Companies including JPMorgan Chase & Co are stepping up to compensate employees ensnared by Hong Kong’s strict quarantine regime, as businesses in the territory struggle to retain and recruit staff almost two years into the COVID-19 pandemic.
As most of the rest of the world is opening up — including rival financial hubs such as Singapore, London and New York — Hong Kong is steadfast in its “COVID-zero” approach, which includes mandating a hotel quarantine of up to three weeks for residents and visitors.
A stay at Hong Kong’s quarantine hotel can cost between HK$500 and HK$3,630 (US$64 and US$465) per night for a non-suite room.
JPMorgan has offered to reimburse Hong Kong employees up to US$5,000 to compensate for their quarantine stay, in a plan that would remain in effect until November next year.
All Hong Kong-based staff members who are executive directors and below could claim the amount for a single quarantine stay for personal trips to visit immediate family members, which includes spouses, domestic partners, children, parents and grandparents.
The US bank has 4,000 employees in the territory.
The New York-based Morgan Stanley has offered employees as much as HK$40,000 to cover quarantine costs. The one-time reimbursement would be available to all Hong Kong permanent employees when they return from a personal trip to visit immediate family members and in effect until November next year.
Goldman Sachs Group Inc has offered employees in the Asia-Pacific region a one-time subsidy of up to US$5,000 to cover costs from a mandatory quarantine effective Dec. 1, a company memo showed.
A Hong Kong-based spokeswoman confirmed the content of the memo.

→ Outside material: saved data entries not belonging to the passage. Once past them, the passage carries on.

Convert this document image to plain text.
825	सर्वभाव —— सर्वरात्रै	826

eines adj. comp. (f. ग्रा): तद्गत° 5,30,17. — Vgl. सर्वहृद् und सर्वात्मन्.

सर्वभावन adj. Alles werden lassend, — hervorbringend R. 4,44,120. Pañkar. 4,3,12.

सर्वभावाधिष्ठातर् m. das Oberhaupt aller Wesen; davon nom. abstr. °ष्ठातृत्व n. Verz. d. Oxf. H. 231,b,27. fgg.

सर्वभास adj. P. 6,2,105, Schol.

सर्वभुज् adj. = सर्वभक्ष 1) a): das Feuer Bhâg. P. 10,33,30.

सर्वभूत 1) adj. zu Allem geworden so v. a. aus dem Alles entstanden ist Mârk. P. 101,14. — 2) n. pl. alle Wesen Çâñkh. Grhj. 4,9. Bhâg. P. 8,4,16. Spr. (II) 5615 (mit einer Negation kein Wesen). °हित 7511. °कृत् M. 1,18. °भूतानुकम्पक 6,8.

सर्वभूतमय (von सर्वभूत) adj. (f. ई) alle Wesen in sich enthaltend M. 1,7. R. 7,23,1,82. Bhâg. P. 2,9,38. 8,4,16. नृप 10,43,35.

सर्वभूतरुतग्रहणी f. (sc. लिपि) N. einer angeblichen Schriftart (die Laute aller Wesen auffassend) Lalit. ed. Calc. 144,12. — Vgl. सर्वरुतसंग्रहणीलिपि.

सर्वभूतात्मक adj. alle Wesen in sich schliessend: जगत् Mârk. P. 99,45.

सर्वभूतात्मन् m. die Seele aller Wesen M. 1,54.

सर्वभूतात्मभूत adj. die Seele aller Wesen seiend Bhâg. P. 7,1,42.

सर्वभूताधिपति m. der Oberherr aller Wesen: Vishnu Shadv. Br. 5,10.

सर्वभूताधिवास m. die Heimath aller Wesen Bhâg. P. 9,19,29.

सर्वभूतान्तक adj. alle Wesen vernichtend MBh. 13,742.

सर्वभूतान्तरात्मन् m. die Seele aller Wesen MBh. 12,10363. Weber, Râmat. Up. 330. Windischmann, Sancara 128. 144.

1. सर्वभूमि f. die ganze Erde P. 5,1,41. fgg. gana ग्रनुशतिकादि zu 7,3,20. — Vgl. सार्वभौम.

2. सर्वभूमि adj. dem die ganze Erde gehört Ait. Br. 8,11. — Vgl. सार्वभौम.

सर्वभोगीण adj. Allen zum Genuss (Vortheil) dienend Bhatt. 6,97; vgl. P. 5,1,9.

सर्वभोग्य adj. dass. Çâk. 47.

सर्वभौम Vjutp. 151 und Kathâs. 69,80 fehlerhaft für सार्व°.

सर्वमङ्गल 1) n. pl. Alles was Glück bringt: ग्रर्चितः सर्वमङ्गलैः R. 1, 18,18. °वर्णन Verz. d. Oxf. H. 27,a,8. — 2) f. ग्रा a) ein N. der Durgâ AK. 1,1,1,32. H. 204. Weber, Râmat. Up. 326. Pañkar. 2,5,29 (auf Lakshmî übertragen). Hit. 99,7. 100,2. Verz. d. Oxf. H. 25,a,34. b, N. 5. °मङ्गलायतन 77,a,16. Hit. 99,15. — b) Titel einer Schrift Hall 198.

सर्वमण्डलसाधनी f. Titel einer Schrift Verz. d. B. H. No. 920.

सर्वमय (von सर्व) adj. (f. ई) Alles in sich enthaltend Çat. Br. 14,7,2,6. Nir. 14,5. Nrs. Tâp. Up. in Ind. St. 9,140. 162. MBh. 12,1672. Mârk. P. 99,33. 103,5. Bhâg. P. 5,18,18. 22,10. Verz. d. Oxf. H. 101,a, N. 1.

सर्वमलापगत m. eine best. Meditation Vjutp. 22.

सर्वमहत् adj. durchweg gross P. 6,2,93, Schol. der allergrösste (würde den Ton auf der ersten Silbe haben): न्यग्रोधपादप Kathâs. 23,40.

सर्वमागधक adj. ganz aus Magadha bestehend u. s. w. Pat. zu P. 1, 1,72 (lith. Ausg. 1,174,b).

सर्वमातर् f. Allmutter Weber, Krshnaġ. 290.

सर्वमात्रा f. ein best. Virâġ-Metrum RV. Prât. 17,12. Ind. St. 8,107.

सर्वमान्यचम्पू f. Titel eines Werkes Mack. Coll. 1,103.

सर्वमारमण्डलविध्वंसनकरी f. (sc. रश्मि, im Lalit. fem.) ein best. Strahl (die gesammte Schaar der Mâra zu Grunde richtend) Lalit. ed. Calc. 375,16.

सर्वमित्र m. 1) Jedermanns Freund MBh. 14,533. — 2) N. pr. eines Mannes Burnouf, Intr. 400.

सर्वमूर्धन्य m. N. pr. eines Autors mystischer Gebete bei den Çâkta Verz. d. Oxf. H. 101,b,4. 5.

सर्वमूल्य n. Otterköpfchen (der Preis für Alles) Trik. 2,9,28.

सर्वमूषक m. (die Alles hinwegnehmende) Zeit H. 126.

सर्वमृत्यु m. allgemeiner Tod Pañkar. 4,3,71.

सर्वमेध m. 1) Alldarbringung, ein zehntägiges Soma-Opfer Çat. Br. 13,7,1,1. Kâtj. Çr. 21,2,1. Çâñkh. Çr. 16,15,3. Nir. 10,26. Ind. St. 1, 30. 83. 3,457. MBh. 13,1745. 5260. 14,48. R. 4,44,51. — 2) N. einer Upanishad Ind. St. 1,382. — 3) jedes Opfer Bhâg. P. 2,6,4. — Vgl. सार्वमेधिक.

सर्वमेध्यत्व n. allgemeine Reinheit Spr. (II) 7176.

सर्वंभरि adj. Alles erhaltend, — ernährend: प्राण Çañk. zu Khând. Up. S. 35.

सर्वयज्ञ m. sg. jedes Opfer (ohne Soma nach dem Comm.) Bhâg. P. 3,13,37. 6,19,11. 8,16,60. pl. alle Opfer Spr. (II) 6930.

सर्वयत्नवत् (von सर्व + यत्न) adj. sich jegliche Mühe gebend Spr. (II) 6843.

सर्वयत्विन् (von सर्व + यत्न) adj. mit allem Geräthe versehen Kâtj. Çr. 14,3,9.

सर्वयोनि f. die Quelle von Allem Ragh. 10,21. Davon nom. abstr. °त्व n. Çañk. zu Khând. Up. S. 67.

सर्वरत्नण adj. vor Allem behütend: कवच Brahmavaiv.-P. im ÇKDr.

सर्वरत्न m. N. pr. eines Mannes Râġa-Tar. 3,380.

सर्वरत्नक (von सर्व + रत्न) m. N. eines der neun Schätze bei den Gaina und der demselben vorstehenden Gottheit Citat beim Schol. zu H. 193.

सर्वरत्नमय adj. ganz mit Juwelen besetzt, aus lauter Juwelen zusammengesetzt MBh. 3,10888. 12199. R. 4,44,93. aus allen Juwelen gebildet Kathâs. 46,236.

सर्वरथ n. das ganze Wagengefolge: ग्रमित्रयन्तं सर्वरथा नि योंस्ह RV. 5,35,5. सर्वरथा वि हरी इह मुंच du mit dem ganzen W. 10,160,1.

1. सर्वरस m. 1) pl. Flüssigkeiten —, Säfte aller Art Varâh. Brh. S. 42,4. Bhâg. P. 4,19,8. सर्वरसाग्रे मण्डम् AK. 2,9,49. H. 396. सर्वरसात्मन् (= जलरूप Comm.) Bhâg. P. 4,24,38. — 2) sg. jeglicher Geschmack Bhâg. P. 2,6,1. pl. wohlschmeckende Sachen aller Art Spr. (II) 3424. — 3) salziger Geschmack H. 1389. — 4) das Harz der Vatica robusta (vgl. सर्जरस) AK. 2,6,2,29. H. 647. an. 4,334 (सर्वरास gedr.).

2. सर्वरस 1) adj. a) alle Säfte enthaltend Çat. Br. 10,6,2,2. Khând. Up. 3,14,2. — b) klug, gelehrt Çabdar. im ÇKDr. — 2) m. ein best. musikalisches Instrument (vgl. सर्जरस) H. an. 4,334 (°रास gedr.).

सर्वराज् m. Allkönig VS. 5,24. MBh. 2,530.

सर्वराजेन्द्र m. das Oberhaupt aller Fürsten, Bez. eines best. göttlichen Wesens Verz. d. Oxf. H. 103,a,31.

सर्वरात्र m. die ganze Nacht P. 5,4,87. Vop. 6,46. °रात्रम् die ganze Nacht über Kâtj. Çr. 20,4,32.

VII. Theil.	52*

The subsidy is in recognition that staff members in the Asia-Pacific region have faced the “additional burden of multiple lockdowns and some of the strictest quarantine measures in the world,” the memo said.
Hong Kong needs to achieve a vaccination rate of at least 80 percent before it would consider reopening its borders to mainland China and the international community thereafter, The Standard reported, citing a top government official.
About 70.2 percent of the territory’s population has received at least one COVID-19 vaccine dose, while only 17 percent of older people aged 80 or older have been inoculated, the newspaper quoted Hong Kong Secretary for the Civil Service Patrick Nip (聶德權) as saying in a radio interview on Saturday.